Kentucky Horsemen Briefed on Gaming Legislation

Kentucky horsemen were urged Feb. 27 to participate in a grass-roots campaign to contact legislators and urge them to support legislation that would authorize electronic gaming devices at the state's eight racetracks. The bill was introduced in the House of Representatives Feb. 26.

The meeting, held at the Keeneland sale pavilion, was organized in part by trainer David Banks, who is based at The Thoroughbred Center but in the last year or so has regularly shipped horses to Mountaineer Race Track & Gaming Resort in West Virginia, where gaming machines have made for lucrative purses. About 60 horsemen attended the meeting.

"As we go into the 21st century, racing won't be the way it used to be," Banks said. "It will be entertainment, not just racing. As these tracks (with gaming devices) evolve, they'll take the best horses, trainers, and jockeys. They'll follow the money."

The bill had 14 sponsors in the House as of late Feb. 26, said David Switzer, executive director of the Kentucky Thoroughbred Association. Switzer, whose board approved the push for alternative gaming a few months ago, and Marty Maline, executive director of the Kentucky Horsemen's Benevolent and Protective Association, indicated the legislative process could be ever-changing and quite complicated.

"There will be amendments to the bill, we may or may not like them," Switzer said. "The bill could end up in conference committee, or could even be part of a special session if the budget is not finalized."

"It's a difficult process," Maline said. "We're far from being in the homestretch. I'd say most definitely there will be a legal challenge."

During a press conference Feb. 26 in Frankfort, the state capital, attorney Sheryl Snyder, recognized as an expert on constitutional law, said he believes the state Supreme Court would uphold the statute should it pass.

Insiders said there is some opposition to the bill from within the horse racing industry, but apparently it isn't widespread or been vocalized. Both the KTA and Kentucky HBPA boards support it, as do the racetracks. The Feb. 27 meeting at Keeneland was attended by a few breeders.

"I go out as being in favor of getting (alternative gaming)," said Pope McLean, owner of Crestwood Farm. "It's mainly about just fighting what's happening when you see revenue leaving Kentucky and going to other states. Some of these tracks may no longer exist if we don't do something. It's a little scary if you sit back and don't do anything."

A provision in the legislation funnels at least 10%, but not more than 40%, of revenue to the Kentucky Thoroughbred Development Fund for Kentucky-bred purse supplements. That would provide for expansion of the program, which currently covers maiden special weight and allowance races, as well as stakes.

Another provision in the bill would give at least 10%, but not more than 40%, of revenue to a new Kentucky Thoroughbred Claiming Fund. That money would go to Kentucky-breds who compete in claiming races. Tracks like Turfway Park and Ellis Park would greatly benefit from the provision; Maline noted those two tracks make up about seven months of the state's year-round calendar.

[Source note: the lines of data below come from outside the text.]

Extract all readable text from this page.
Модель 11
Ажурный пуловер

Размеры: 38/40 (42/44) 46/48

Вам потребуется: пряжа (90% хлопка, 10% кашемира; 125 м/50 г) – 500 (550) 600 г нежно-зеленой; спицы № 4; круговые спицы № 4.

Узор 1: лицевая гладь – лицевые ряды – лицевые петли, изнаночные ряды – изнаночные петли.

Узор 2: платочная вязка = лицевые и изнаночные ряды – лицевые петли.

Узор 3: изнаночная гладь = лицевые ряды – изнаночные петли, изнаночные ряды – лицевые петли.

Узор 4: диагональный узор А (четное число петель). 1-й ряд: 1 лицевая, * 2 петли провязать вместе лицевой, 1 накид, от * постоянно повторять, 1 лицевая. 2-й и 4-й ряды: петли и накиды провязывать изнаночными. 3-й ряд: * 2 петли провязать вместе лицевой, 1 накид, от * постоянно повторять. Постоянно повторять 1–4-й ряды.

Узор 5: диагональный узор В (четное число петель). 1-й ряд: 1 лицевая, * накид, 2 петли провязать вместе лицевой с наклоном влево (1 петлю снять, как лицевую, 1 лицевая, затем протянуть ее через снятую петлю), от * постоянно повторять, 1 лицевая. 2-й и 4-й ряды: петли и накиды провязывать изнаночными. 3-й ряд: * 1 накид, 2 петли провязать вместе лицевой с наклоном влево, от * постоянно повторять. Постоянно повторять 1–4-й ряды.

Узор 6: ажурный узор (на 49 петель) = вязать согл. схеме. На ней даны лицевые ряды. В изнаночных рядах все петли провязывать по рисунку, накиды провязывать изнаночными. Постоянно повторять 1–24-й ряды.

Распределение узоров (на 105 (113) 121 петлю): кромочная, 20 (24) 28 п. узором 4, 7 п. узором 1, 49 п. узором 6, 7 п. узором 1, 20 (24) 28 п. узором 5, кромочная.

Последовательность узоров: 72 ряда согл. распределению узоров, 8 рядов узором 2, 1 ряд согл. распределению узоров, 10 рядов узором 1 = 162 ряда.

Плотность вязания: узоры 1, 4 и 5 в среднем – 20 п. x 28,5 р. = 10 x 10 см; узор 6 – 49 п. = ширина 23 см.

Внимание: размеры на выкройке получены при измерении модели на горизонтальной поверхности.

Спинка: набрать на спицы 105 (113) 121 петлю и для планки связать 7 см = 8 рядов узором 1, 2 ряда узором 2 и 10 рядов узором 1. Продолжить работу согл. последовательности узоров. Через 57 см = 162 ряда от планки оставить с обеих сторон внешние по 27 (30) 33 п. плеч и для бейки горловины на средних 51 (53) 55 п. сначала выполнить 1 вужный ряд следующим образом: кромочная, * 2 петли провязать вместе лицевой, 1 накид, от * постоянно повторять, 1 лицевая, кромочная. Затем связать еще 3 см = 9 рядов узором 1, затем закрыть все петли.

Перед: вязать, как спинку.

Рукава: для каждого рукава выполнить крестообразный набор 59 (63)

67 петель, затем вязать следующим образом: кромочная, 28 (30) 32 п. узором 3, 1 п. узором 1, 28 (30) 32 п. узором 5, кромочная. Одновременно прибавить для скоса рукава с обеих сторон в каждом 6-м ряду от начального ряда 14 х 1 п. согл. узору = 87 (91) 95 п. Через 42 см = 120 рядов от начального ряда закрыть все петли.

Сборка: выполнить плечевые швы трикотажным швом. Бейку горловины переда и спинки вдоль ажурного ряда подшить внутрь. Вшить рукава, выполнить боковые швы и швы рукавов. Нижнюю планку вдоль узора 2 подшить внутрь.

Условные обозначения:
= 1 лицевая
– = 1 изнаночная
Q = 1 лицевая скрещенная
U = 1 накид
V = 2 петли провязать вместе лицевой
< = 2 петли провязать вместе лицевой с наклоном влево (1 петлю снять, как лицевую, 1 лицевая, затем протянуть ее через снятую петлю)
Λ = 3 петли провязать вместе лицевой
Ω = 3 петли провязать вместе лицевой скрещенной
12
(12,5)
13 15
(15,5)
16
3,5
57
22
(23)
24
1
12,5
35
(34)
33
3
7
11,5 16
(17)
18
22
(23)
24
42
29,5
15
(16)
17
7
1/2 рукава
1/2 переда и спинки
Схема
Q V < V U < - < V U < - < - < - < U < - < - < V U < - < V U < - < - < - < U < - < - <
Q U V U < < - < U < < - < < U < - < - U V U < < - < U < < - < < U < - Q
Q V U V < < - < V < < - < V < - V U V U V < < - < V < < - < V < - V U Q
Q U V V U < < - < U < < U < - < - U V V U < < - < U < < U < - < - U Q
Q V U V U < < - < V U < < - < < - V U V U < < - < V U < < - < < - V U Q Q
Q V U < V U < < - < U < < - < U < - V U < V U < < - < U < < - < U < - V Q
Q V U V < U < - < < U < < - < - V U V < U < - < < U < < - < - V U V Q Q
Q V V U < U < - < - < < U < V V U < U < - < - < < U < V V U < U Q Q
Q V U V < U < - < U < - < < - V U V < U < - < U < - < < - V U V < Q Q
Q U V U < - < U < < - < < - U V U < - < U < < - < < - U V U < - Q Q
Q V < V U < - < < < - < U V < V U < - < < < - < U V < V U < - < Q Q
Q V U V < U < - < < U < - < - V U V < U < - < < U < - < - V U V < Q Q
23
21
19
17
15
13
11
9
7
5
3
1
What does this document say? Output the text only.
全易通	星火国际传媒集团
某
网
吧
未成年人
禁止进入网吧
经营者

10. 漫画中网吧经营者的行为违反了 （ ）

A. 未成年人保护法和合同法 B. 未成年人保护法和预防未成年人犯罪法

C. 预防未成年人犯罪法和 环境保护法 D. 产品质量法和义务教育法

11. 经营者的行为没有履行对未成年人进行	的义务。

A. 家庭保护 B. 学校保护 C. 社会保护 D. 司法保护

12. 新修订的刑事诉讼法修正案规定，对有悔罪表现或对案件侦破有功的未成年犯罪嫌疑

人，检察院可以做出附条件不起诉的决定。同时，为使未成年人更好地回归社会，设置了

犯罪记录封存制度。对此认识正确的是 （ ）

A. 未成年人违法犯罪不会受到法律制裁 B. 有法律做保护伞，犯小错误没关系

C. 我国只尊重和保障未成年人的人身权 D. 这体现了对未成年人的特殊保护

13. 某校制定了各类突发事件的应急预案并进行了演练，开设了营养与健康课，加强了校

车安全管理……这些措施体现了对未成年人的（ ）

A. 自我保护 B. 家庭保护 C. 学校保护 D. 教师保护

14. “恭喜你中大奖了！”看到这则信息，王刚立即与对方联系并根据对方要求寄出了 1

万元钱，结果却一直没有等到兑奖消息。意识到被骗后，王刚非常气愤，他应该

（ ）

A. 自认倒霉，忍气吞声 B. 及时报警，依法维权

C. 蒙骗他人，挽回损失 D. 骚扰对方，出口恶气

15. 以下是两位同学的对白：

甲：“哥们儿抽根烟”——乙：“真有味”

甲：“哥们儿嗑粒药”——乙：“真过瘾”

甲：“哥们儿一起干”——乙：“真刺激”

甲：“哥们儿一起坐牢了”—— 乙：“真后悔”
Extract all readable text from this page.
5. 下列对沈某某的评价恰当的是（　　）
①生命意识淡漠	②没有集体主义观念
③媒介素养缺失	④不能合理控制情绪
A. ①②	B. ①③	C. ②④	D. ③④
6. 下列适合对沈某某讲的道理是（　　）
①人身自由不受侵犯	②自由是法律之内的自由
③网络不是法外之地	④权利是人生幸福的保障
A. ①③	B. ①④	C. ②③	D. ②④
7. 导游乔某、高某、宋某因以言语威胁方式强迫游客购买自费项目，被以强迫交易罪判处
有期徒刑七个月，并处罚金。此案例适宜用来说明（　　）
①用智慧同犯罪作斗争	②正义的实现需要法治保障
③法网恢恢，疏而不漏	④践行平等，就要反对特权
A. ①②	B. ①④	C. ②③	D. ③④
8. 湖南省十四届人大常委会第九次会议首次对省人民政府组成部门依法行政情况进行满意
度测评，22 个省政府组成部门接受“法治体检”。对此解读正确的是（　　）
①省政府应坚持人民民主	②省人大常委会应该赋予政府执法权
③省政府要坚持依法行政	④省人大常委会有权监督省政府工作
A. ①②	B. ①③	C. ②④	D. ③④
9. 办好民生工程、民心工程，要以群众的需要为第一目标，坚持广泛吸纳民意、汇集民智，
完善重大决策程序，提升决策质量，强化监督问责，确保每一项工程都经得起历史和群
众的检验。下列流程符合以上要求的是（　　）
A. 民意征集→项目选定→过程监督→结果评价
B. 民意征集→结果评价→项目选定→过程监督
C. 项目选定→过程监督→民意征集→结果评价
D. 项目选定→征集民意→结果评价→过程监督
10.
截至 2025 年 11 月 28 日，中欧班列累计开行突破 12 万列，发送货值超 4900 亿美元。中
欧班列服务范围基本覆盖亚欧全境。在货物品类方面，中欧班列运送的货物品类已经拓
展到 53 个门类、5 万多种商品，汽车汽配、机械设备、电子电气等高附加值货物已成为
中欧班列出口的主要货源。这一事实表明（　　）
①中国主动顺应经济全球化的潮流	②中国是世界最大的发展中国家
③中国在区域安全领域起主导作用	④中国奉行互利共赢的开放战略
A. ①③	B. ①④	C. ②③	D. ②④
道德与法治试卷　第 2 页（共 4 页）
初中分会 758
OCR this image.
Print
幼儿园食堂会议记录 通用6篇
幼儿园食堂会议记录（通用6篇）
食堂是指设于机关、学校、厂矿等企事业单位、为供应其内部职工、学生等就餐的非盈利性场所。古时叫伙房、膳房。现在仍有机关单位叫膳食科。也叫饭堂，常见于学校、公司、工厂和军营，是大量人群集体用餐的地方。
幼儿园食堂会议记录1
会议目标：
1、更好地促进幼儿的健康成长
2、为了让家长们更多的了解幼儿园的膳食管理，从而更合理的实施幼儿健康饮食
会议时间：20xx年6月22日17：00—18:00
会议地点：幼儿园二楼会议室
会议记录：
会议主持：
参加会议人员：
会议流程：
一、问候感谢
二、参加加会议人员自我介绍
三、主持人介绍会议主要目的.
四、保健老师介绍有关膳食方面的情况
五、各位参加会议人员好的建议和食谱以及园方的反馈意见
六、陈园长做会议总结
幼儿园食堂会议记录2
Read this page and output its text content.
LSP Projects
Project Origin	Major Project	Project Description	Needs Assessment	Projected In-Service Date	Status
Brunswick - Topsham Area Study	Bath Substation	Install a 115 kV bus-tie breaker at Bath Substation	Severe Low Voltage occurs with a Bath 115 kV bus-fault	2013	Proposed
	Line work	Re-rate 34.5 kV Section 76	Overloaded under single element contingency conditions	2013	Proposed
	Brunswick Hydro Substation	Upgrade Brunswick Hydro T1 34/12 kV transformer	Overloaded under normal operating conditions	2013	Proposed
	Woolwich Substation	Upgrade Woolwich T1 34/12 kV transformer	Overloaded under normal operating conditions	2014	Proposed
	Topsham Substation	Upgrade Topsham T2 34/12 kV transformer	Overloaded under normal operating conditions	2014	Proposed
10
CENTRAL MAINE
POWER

"The majority of a card is made up of mostly claimers," Banks said. "It's a fantastic idea (to have claiming-race supplements). Those horses are getting bet on as much as horses in the allowance ranks."

On the Standardbred side, 10% of revenue would go toward supplements for trotters and pacers sired by Kentucky stallions. Harness industry representatives said the provision is designed to invigorate the Standardbred breeding industry in the state.

"I think it would be good for Kentucky to have a bill pass," said trainer Larry Demeritte, who races at Turfway in the winter. "Most people outside of our industry just look at the gambling side, but there's more to it than that. Look at the jobs we create.

"It's also more than just high-profile breeding farms. There are a lot of smaller farms that depend on being able to sell their horses. Last year, with (mare reproductive loss syndrome), some smaller farms really got hurt. Hopefully they can bounce back."

Purses at each track would be determined according to the amount of play in the EGDs. The bill says 50% of the revenue would be pooled between the five Thoroughbred tracks, and distributed according to the amount bet at each facility.

For instance, Kentucky Downs, the all-turf track on the Tennessee border, is expected to be a major revenue-producer, but it only races seven days a year. Maline said it's probable revenue from Kentucky Downs would go to Churchill Downs, Keeneland, Ellis Park, and Turfway, "but it would still have about $12 million for seven days of racing."

Switzer said the bill has major implications for the breeding industry in light of the fact Aqueduct in New York is in line for video lottery terminals, and Florida has racetrack-gaming legislation pending. Aqueduct's fall and winter racing program could become a big lure, while Florida already is a top breeding state.

"Florida wants to get our stallions, and it could do that with more money (for purses and the breeding fund)," Switzer said. "Those stallions we have in Kentucky are our magnet."

The KTA and Kentucky HBPA initiated e-mail campaigns earlier, and intend to continue with them. The Kentucky HBPA has about 6,000 members, not all of which are based in Kentucky year-round.